Bloodshot Records, 2012
E' la prima volta che mi occupo di un lavoro di Justin Townes Earle. Bizzarro, considerata la mia passione per il papà Steve e visto che il ragazzo (beh, insomma quest'anno ha toccato i trenta) è già giunto alla quinta prova discografica (senza peraltro farsi pesantemente mancare gli stravizi - alcol e droghe - del genitore e dello "zio" Townes Van Zandt).
Il campo da gioco in cui si muove Justin è senza dubbio quello paterno, americana nelle sue incarnazioni più introspettive, folk e cantautoriali.
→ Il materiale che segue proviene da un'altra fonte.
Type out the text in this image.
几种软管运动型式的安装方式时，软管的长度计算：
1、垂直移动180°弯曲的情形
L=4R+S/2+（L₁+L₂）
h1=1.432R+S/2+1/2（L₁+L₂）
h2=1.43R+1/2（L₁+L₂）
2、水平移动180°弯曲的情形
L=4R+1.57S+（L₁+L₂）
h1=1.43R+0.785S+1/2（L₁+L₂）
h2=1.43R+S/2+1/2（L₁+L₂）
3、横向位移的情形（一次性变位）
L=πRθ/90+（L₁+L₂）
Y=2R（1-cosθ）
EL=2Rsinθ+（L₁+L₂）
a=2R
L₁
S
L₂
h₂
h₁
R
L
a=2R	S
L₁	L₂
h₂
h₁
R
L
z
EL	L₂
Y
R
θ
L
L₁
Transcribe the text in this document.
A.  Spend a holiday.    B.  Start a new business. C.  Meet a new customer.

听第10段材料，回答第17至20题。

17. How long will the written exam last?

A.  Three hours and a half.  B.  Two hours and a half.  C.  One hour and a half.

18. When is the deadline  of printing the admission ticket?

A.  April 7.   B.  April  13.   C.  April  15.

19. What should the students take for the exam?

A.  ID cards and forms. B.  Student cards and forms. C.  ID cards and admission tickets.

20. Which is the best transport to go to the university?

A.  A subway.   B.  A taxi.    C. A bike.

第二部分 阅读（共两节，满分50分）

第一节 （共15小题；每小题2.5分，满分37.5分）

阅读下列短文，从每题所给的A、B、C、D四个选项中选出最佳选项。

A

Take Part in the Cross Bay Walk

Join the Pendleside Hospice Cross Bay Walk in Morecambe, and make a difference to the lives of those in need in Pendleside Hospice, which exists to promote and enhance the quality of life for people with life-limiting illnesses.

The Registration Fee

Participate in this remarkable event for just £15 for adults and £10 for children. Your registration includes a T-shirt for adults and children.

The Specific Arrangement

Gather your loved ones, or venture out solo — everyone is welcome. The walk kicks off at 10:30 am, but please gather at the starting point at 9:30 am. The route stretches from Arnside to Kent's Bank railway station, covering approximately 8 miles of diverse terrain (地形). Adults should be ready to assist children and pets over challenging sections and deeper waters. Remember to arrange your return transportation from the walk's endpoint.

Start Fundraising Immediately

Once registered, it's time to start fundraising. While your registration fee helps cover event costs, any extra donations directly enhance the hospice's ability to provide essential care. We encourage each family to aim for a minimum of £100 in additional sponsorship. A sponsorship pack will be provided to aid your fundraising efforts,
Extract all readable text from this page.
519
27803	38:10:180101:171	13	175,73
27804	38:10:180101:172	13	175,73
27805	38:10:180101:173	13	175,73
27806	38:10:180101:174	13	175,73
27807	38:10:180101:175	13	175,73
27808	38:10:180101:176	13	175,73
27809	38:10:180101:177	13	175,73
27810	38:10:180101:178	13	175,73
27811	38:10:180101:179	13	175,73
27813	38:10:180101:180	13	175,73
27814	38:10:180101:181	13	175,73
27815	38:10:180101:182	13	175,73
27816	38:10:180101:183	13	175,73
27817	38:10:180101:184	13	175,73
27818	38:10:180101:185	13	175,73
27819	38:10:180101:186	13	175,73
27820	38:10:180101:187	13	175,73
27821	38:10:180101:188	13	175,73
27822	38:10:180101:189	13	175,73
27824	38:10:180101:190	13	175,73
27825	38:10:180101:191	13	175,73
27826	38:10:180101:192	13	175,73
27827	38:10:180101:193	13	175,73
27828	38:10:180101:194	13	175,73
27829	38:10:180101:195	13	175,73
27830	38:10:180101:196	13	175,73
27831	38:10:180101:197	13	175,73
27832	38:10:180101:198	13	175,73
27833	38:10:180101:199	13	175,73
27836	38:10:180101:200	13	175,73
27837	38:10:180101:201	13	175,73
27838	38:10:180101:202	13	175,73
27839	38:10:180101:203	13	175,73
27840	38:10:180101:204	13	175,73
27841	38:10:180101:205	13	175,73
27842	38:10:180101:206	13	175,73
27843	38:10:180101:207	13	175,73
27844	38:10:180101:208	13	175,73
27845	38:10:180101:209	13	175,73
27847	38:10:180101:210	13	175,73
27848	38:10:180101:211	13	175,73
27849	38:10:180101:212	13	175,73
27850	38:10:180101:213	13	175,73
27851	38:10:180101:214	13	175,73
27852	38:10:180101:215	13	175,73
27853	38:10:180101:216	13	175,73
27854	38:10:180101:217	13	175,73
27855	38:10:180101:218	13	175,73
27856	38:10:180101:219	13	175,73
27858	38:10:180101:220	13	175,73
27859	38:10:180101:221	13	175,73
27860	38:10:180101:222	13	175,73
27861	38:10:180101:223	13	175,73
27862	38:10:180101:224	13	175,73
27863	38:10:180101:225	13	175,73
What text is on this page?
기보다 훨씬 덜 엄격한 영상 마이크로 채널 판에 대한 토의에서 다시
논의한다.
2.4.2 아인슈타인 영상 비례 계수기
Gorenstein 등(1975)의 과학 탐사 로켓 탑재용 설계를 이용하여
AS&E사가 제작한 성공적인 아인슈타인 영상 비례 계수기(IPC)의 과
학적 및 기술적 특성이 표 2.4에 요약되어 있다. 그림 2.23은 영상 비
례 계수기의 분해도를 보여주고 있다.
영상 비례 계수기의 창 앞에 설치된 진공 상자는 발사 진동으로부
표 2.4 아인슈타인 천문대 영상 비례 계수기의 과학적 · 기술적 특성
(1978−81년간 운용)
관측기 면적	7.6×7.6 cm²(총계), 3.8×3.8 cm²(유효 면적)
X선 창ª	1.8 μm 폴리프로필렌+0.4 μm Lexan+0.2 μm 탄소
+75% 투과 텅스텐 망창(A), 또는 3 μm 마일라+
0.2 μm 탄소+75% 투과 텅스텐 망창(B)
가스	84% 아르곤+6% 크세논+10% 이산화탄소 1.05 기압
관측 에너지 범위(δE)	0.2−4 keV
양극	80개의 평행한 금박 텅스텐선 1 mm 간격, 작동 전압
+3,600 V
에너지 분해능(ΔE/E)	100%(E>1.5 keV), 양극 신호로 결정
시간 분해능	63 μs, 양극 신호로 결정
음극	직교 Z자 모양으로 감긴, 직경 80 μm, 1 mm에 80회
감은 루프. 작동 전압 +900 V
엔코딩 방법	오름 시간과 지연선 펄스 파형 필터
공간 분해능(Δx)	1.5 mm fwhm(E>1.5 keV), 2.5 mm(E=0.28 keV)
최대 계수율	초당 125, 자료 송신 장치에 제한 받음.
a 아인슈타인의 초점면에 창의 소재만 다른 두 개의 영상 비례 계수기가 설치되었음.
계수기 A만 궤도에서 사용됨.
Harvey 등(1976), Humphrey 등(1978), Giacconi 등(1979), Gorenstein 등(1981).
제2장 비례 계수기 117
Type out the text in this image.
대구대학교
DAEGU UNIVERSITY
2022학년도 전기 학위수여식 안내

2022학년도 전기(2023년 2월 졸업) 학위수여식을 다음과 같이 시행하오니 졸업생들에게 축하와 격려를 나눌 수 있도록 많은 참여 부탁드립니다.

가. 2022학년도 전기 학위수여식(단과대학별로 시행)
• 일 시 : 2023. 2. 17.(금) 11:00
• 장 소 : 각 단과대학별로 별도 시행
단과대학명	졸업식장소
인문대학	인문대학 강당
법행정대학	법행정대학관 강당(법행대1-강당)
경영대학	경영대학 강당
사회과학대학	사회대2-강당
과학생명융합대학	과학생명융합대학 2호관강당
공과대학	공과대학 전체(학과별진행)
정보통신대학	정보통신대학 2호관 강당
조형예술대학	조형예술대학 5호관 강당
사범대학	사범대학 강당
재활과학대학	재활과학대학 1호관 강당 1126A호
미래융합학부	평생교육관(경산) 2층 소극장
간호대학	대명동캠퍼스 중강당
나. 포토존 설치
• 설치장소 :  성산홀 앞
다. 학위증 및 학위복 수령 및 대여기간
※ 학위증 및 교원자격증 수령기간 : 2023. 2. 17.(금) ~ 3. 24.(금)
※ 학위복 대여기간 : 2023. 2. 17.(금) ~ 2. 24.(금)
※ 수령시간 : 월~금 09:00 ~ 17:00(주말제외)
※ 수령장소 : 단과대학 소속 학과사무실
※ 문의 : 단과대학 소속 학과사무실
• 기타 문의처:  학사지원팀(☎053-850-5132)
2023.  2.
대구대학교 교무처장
I am that lonely tonight, che apre il lavoro, è in questo senso esplicativa del mood dell'album e del songwriting di Earle jr, un pezzo malinconico con un protagonista drifter ed un risvolto autobiografico (Hear my father on the radio / singing Take me home again / three hundred miles from the California coast / and i'm skinny bones again ). Potrebbe essere un lento alla Springsteen se non fosse per quella delicata tromba a tinte pastello inserita verso la fine (una costante dell'album, quella dei fiati utilizzati in misura non invadente).
E' questo un pò il senso complessivo della musica di Justin: non rinnega le sue radici, le sue influenze (per Unfortunately Anna fa capolino quella di Ryan Adams), il suo stesso DNA, ma cerca di imprimere a ciò che crea il suo tocco artistico personale. Così per Look the other way la palla sarebbe nel campo da gioco di Earle sr, ma ci pensa l'arrangiamento imprevedibilmente soul a sparagliare le carte. La cornice soul tornerà a fare capolino più in avanti con la dinamica Baby's got a bad idea.
E' chiaro comunque che è nelle ballate che il nostro si esprime meglio, e tra di esse prevalgono per delicatezza la jazzata Down on the lower east side e la minimale Won't be the last time.
Un lavoro più che buono, che evidenzia come sarebbe ingiusto considerare Justin Townes Earle solo in quanto "figlio di", anche se è quello che inconsapevolmente devo aver pensato fin qui io. Tocca recuperare.